Article Preview
Top1. Introduction
In an automobile insurance, an insurance service provider organization is entitled to give financial support to a customer (insured) in an event of theft or damage to the vehicle. The automobile insurance fraud takes place when the insured tries to file documents regarding the losses happened in a staged accident or for the casualties occurred in the past in order to accumulate monetary profit (Ngai et al., 2011). Besides, apart from the fraudster, various third-party persons like, garage mechanics, police officers and insurance agents are involved in this type of fraud (Šubelj et al., 2011). According to a report published by Verisk Insurance Solutions, automobile insurance companies suffer from $29 Billion losses annually due to the fraudulent incidents (Lekas, 2017). From the statistics, the austerity of the problem is evident and thus, require to be handled sternly for reducing the losses induced by such anomalous attempts.
Furthermore, several issues exist during the identification of fraudulent automobile insurance claims (Abdallah et al, 2016). Firstly, the improper data representation regarding an insurance case makes the fraud detection extremely difficult (Šubelj et al., 2011). Secondly, the presence of small fraction of forged claims leads to an imbalanced class distribution in the dataset, which makes the detection even more challenging (Jensen, 1997). Hence, accurate classification of those malicious instances is essential for any Automobile Insurance Fraud Detection System (AIFDS). Furthermore, a FDS doing iterative calculation for discriminating fraudulent instances may require high computation time (Panigrahi et al., 2013). Therefore, there is a need to develop a robust AIFDS that is able to segregate the malicious insurance claims from the genuine ones efficiently in less amount of time.
This paper proposes a novel hybrid AIFDS that initially applies the Fuzzy C-Means clustering (FCM) as an undersampling method to remove the noisy points from the majority class samples of the original unbalanced dataset and generate a reduced balanced dataset. The Genetic Algorithm (GA) is then employed for optimizing the generated fuzzy cluster centres. A new insurance claim is discriminated into any of these three categories – genuine, malicious, and suspicious based on its computed distance measure obtained from the optimized cluster centers. The claim labeled as genuine clearly passes for payment, and the fraudulent claim is blocked. In addition, the proposed AIFDS employs four different trained supervised classifier models - Support Vector Machine (SVM), Multi-Layer Perceptron (MLP), Decision Tree (DT) and Group Method of Data Handling (GMDH) independently to further verify the suspicious claims and selects the best performing classifier among them. All the classifiers use the balanced dataset for training prior to the classification.

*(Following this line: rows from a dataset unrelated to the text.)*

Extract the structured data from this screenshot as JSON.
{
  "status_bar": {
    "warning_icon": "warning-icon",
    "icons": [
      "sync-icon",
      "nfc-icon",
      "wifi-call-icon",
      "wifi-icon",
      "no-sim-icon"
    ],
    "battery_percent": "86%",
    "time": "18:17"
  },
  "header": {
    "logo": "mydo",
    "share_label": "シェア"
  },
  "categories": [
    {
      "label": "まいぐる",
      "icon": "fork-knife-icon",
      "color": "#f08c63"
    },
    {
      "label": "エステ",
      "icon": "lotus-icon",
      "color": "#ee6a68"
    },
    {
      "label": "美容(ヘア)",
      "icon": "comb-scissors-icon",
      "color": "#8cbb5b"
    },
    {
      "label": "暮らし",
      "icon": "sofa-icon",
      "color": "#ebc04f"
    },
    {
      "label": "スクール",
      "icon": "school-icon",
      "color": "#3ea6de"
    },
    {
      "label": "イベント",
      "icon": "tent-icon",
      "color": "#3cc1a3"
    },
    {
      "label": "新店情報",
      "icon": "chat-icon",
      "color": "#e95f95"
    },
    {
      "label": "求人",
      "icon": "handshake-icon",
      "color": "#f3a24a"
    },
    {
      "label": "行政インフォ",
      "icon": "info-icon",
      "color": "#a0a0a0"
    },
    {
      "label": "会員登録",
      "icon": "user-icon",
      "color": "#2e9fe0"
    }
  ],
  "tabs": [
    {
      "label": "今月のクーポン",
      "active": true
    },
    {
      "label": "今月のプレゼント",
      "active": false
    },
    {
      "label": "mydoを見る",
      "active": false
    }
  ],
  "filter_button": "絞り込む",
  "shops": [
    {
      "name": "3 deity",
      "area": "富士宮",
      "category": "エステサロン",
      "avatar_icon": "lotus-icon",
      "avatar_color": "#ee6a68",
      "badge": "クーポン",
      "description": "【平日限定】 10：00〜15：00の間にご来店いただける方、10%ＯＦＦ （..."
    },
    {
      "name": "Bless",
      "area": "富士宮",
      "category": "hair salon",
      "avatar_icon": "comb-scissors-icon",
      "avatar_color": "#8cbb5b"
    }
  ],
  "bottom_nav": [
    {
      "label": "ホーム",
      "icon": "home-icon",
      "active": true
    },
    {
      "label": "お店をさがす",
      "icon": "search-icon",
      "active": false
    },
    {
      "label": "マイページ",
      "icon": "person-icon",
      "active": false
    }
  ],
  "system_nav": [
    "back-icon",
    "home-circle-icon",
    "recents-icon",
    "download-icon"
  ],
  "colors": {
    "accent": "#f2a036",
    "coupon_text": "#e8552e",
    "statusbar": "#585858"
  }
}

The rest of the paper organizes as follows: Section 2 briefly introduces the related research carried out in this field and Section 3 sheds some light into the background study of the techniques used in the current work. Section 4 focuses on the proposed AIFDS. Section 5 deals with the experimentation and comparative performance analysis to demonstrate the effectiveness of the proposed approach. Finally, Section 6 concludes the paper by providing a brief summary of the contributions made.